1. Does there exist a (countable) Boolean algebra $(B,\bigcup, \bigcap, 0, 1)$ with the following property:

$\forall A\in B\setminus \{0\}$ there exists $A_1,A_2\in B$ such that $A_i\neq A$, $A_1 \bigcup A_2 = A$ and $A_1 \cap A_2=0$.

(e.g. in the uncountable case: take the Boolean algebra consisting of all infinite subets of the natural numbers)

2. Does such a property have a (well established) name?

Answer 1

What you're looking for is a Boolean algebra $\mathbf{B} = \langle B, \wedge, \vee,',0,1 \rangle$ without join-irreducible elements.

Definition. In any lattice (in particular, a Boolean algebra) an element $x$ is said to be join-irreducible if $x = a$ or $x = b$, whenever $x = a \vee b$.

In a lattice with $0$, an atom is an element $x$ such that $y = 0$, whenever $y<x$.

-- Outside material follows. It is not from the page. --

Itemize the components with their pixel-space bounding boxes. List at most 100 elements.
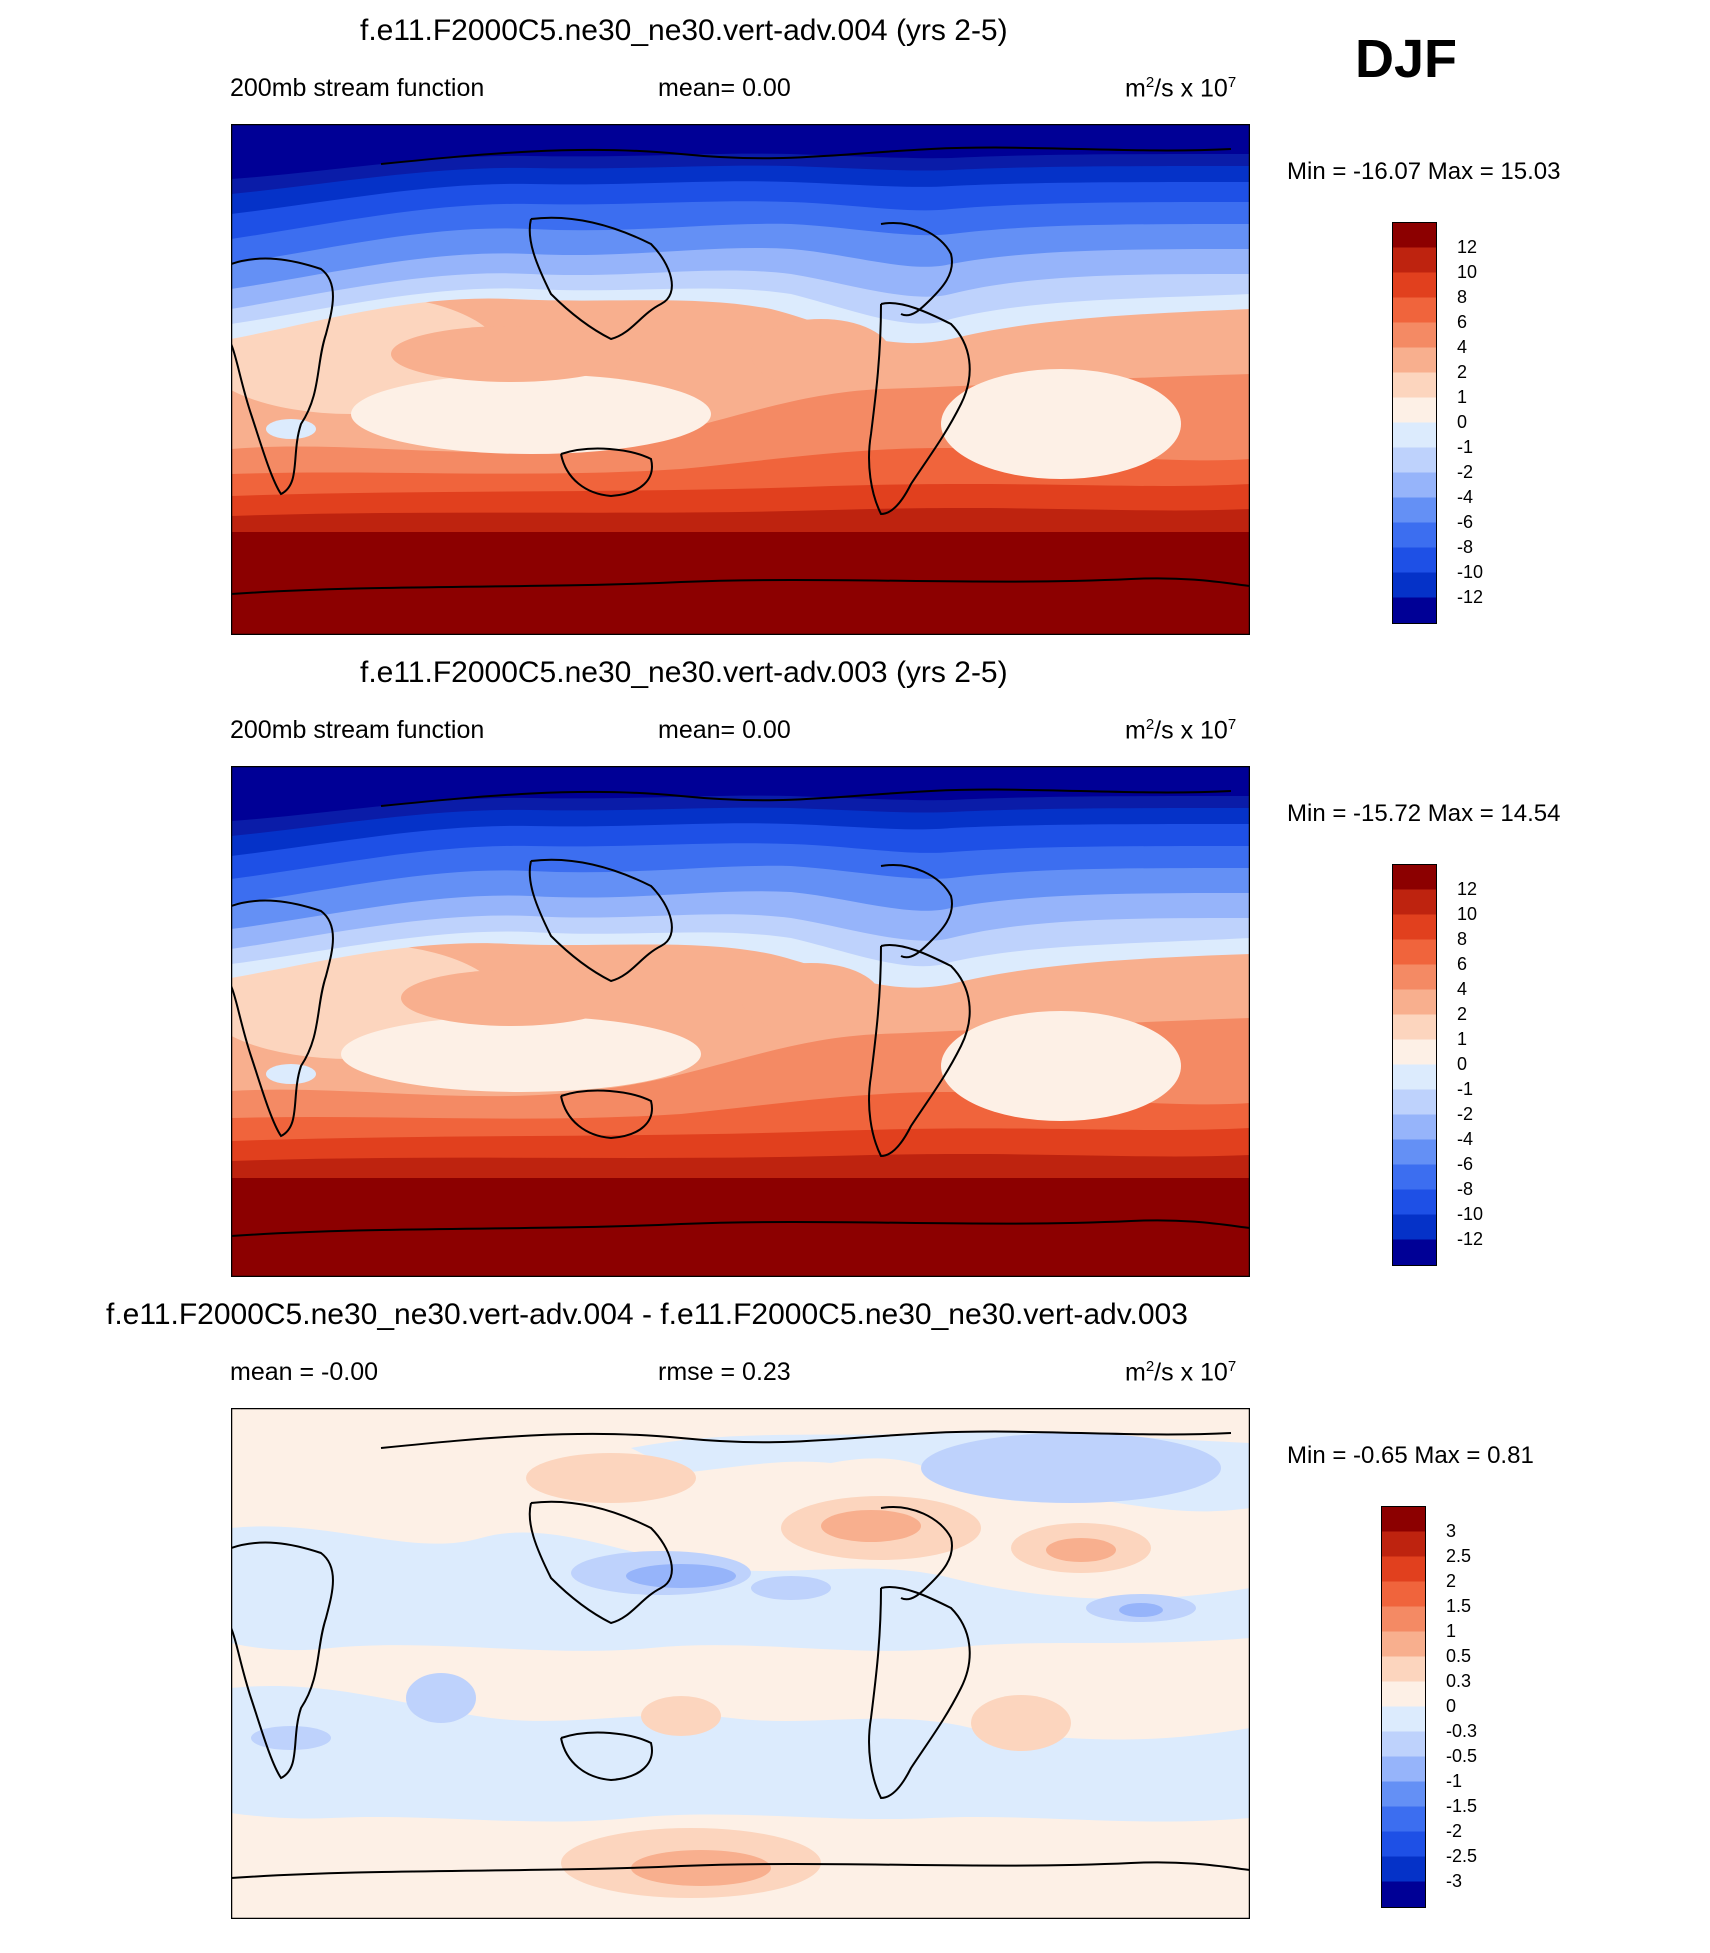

Lemma. If $\mathbf{B} = \langle B, \wedge, \vee,',0,1 \rangle$ is a Booelan algebra and $j \in B$ is a join-irreducible element, then $j$ is an atom.
Proof. Let $0 \leq x < j$. We ought to prove that $x=0$. We have $$j = x \vee j = (x \vee j) \wedge (x \vee x') = x \vee (j \wedge x').$$ Since $j$ is join-irreducible and $x < j$, it follows that $j = j \wedge x'$, that is, $j \leq x'$, whence $$x = x \wedge j \leq x \wedge x' = 0.$$

So, rephrasing the first paragraph, you're looking for an atomless Boolean algebra.
The answer is yes, there are atomless Boolean algebras and in particular, countable ones. See, for example, this Wikipedia article.